Il me semble que nous devons tâcher d’accueillir d’abord une réponse à la seconde déclaration, comme le fait l’exposé de BERNARD de Clairvaux, parce qu’elle porte sur la « seconde Venue » de Jésus, au Dernier Jour, dans sa gloire. La traduction liturgique est malheureusement déficiente car le premier verbe grec est au présent : « Je reviens » (« palin ercomaï », palin ercomai) et vous prendrai avec moi ». « Prendrai » est un futur grammatical parce que Jésus évoque un événement dont lui-même, comme Fils de l’homme, ignore la date, et un événement/avènement qui se réalisera une fois pour toutes, comme le fut sa naissance charnelle. Par distinction, « je reviens » et son présent grammatical manifestent clairement que, dans le cœur du Christ, il n’y a aucun éloignement de lui vis-à-vis de ses disciples, frères et amis. C’est à jamais qu’il vient à eux et en eux, ressuscité. Je vois un net signe de cela dans le texte latin des deux Credo : inde venturus est(Symbole des Apôtres), et iterum venturus est (Symbole de Nicée-Constantinople). Il ne s’agit pas d’un futur simple (qui serait veniet) mais d’un participe futur. La différence est de taille. Le futur simple désigne un événement sans échéance connue, même de celui qui en sera l’agent, le participe futur exprime la pensée, le sentiment et la volonté habitant le cœur de celui-ci quand il l’annonce : « Je vais venir, je suis venant ».

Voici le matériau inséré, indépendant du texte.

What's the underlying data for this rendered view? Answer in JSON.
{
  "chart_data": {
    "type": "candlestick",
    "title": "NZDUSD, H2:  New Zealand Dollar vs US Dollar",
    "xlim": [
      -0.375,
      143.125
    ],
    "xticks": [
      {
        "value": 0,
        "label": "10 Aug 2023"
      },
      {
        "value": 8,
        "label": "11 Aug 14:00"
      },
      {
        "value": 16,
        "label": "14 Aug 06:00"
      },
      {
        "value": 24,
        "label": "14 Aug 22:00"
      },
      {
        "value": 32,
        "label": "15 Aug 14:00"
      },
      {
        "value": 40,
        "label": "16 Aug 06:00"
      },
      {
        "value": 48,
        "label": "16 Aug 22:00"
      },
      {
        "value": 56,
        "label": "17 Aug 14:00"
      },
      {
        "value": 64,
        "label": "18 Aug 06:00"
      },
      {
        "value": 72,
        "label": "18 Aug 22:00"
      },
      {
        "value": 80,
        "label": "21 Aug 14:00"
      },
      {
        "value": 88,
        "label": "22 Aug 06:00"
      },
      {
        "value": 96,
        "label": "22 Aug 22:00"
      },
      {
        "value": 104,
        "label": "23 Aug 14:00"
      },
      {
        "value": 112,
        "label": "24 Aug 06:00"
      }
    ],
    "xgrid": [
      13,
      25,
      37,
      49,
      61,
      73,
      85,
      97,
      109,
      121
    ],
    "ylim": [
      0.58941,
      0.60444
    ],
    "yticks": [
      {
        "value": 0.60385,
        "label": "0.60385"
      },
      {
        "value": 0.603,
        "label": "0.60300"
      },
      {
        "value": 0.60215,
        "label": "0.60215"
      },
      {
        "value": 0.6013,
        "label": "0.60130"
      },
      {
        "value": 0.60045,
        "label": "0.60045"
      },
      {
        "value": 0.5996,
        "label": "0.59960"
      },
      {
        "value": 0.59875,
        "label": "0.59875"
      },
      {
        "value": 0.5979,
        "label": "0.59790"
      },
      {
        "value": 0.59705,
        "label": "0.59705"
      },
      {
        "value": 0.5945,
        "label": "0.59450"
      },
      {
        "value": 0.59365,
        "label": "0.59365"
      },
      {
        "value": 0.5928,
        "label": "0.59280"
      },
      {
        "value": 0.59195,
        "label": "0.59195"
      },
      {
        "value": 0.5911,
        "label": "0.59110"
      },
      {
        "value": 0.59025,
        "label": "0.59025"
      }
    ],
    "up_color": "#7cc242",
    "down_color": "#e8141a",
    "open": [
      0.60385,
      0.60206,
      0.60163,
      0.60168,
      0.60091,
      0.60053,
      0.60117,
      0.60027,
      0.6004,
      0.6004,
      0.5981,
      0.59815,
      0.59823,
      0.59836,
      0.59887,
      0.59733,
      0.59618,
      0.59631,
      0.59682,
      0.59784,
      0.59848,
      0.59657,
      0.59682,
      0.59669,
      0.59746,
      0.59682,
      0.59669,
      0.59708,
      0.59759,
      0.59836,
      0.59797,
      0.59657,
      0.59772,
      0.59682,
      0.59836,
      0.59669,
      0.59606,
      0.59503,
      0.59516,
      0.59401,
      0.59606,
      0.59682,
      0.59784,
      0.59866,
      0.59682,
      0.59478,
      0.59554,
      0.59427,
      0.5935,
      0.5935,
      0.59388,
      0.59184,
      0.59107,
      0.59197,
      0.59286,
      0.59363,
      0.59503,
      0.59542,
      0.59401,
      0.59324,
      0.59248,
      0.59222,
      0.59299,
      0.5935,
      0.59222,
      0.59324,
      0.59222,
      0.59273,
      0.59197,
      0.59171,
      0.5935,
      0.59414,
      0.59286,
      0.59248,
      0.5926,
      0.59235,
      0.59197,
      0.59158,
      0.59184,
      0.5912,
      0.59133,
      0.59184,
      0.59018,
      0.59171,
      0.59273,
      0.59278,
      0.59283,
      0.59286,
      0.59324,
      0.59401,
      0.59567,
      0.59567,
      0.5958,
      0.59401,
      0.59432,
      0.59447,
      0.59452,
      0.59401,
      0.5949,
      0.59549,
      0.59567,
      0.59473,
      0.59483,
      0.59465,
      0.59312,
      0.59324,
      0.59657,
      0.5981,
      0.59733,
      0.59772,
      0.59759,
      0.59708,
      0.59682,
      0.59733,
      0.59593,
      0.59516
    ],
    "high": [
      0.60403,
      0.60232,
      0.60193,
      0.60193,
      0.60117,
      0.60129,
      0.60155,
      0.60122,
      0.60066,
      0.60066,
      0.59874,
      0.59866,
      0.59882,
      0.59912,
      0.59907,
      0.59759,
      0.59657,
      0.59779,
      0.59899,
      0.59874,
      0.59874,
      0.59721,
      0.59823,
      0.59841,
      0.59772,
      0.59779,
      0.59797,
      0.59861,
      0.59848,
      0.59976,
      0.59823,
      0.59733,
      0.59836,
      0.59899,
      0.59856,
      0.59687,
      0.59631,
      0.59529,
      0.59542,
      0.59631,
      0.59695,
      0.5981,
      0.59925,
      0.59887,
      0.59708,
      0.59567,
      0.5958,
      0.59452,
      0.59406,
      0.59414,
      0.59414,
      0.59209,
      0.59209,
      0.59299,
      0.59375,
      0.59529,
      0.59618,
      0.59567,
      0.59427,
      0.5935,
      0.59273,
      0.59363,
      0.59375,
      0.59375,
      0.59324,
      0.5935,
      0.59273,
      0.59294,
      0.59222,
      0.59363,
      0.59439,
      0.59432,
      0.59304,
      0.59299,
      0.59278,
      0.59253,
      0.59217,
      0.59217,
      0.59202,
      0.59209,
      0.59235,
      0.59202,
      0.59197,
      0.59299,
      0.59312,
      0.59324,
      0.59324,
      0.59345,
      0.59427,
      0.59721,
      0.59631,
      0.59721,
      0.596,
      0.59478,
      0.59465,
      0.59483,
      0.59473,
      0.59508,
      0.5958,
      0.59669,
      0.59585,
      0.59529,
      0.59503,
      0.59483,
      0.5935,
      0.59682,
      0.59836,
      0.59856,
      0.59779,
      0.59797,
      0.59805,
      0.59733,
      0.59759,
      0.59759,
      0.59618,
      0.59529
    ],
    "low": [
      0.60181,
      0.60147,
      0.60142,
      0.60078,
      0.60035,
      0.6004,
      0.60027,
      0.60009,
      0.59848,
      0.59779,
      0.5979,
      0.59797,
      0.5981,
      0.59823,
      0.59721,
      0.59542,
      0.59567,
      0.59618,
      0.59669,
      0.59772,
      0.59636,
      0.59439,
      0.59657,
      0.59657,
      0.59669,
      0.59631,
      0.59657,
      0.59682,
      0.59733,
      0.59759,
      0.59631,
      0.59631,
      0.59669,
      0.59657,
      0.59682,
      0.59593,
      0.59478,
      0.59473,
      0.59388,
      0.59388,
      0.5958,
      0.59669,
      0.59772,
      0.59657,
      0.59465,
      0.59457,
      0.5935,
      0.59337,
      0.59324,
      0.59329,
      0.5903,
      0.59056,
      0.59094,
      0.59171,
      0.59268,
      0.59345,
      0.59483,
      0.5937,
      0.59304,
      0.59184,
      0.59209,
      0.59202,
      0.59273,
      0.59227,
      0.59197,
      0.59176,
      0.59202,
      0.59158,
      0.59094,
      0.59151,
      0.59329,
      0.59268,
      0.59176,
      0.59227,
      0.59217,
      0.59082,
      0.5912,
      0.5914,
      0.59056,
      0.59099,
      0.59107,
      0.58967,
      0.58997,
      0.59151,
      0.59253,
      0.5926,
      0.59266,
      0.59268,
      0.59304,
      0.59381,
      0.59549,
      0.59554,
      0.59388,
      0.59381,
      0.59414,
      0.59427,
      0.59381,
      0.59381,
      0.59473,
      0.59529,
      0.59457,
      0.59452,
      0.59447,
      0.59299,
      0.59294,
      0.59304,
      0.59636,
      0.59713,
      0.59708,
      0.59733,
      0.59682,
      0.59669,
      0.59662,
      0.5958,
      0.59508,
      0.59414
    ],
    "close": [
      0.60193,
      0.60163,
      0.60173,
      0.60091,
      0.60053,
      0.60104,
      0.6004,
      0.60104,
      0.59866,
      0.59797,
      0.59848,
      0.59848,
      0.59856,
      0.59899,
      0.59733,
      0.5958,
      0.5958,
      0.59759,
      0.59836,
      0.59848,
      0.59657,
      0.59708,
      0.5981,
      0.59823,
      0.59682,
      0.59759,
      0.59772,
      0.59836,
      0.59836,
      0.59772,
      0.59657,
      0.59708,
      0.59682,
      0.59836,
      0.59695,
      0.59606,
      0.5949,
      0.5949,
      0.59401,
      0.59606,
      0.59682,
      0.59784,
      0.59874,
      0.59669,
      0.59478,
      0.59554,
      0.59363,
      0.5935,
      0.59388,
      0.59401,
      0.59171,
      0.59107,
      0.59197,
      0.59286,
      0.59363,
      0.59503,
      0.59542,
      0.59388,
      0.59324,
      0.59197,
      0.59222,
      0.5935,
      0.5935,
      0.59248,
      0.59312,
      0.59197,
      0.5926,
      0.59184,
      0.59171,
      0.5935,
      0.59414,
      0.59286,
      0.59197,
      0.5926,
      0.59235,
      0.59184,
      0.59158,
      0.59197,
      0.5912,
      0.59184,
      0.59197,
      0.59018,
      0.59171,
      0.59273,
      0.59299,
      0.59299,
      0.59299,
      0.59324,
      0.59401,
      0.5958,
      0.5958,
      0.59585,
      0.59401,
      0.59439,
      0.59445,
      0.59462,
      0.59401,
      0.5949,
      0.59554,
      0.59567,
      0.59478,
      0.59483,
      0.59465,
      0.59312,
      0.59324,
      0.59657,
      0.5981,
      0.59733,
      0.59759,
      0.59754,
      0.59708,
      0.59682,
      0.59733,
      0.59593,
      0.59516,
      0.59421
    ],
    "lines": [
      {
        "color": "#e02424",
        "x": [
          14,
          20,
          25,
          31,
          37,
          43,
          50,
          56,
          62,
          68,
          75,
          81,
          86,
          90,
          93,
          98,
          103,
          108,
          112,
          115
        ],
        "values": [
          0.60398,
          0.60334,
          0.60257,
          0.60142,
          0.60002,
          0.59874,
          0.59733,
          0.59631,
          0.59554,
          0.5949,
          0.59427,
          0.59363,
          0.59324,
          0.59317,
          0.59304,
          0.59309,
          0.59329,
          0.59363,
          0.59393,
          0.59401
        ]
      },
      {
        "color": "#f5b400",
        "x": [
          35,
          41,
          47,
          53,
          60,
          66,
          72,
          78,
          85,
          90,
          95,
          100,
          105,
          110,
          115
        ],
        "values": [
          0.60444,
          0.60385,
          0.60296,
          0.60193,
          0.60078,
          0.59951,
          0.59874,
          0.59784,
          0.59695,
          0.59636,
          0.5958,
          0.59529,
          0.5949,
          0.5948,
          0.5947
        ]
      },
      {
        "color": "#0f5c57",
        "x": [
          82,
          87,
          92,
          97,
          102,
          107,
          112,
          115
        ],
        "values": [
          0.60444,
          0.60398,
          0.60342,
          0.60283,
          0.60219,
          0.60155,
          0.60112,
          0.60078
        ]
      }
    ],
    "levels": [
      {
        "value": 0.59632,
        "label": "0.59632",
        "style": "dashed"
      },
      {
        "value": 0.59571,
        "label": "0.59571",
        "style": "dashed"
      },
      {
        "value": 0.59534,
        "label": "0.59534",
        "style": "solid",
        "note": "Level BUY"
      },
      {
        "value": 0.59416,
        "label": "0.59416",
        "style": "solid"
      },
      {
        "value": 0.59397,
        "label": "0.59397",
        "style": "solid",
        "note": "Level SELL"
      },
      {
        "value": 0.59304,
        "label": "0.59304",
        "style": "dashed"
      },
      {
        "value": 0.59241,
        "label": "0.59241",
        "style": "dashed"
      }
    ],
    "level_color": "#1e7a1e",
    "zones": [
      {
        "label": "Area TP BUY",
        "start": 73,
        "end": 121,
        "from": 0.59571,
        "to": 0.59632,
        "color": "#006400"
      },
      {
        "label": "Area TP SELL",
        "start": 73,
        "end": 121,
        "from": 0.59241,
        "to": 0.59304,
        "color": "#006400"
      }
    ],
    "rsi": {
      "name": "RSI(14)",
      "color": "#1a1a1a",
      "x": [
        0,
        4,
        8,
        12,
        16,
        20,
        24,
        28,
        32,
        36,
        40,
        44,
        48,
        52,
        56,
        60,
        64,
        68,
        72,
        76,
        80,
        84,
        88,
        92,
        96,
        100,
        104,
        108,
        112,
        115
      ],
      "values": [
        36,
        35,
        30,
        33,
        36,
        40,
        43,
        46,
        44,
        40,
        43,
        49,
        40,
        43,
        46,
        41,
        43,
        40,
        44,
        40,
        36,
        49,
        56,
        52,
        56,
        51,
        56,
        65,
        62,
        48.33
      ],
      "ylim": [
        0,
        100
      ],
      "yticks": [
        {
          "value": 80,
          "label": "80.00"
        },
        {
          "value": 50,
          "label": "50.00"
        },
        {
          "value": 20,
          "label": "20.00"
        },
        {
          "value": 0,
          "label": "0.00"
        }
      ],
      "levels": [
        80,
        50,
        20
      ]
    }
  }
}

Et puis il est venu dans l’humilité de notre nature mortelle et s’en est ainsi remis aux hommes pour être librement reconnu par de fragiles actes de foi. Mais sa venue dans la gloire signera la fin de tout doute. Dit par saint Paul : « Actuellement, nous voyons dans un miroir et de façon confuse ; mais ce Jour-là, ce sera face à face » (1 Co 13, 12).

2.5. « Oui, je viens bientôt » (Ap 22, 20)

Grâce à la réponse à la seconde déclaration de Jésus, nous pouvons comprendre le sens de la première, à savoir « Il est bon pour vous que je m’en aille » (Jn 16, 7). « Bon pour vous ». En quoi ? En ceci. Dieu qui est l’Amour ne veut pas nous aimer sans nous. Aussi veut-il et désire-t-il que la venue « une fois pour toutes » (He 7, 27) de son Fils en une personne humaine individuelle porte ses fruits dans son accueil personnel par chaque individu à travers les siècles. A l’apôtre Jude qui lui demandait : « Pourquoi ne te manifestes-tu pas au monde ? », autrement dit : « Pourquoi pas une apparition mondiale en simultané ? », Jésus répond : « Si quelqu’un m’aime, mon Père l’aimera, nous viendrons chez lui » (Jn 14, 22-23). Alors, son avertissement « Tenez-vous prêts car c’est à l’heure que vous ignorez que le Fils de l’homme va venir » (Mt 24, 44) ne devrait ni nous angoisser, ni nous paralyser.

Tout au contraire. Car plus nous l’accueillons qui vient au quotidien de nos vies, qui frappe à notre porte (du très discrètement au très énergiquement, cela dépend du « traitement » qui nous convient le mieux !), et plus nous avons hâte d’entrer définitivement dans sa gloire. Plus aussi nous comprenons que cette Venue ne sera pas un retour (c’est l’ambiguïté du palin et du iterum), mais la Venue absolue récapitulant et dévoilant la Venue dans l’humilité de la chair. « J’avais faim, et vous m’avez nourri (…) c’est à moi que vous l’avez fait » (Mt 25, 35.40b). A moi que vous l’aurez fait. 

Conclusion-ouverture

La méditation des textes bibliques de l’Advent ne peut que fortifier chacun. Loin d’être une promesse utopique, l’annonce : « Je viens bientôt » commence de se vérifier dans tout amour donné et partagé maintenant. Alors ce temps peut ouvrir nos yeux, nos mains et notre cœur à l’aujourd’hui de Dieu. L’Advent : école pour oser notre quotidien comme un déjà-là de l’amour divin vainqueur de tout mal.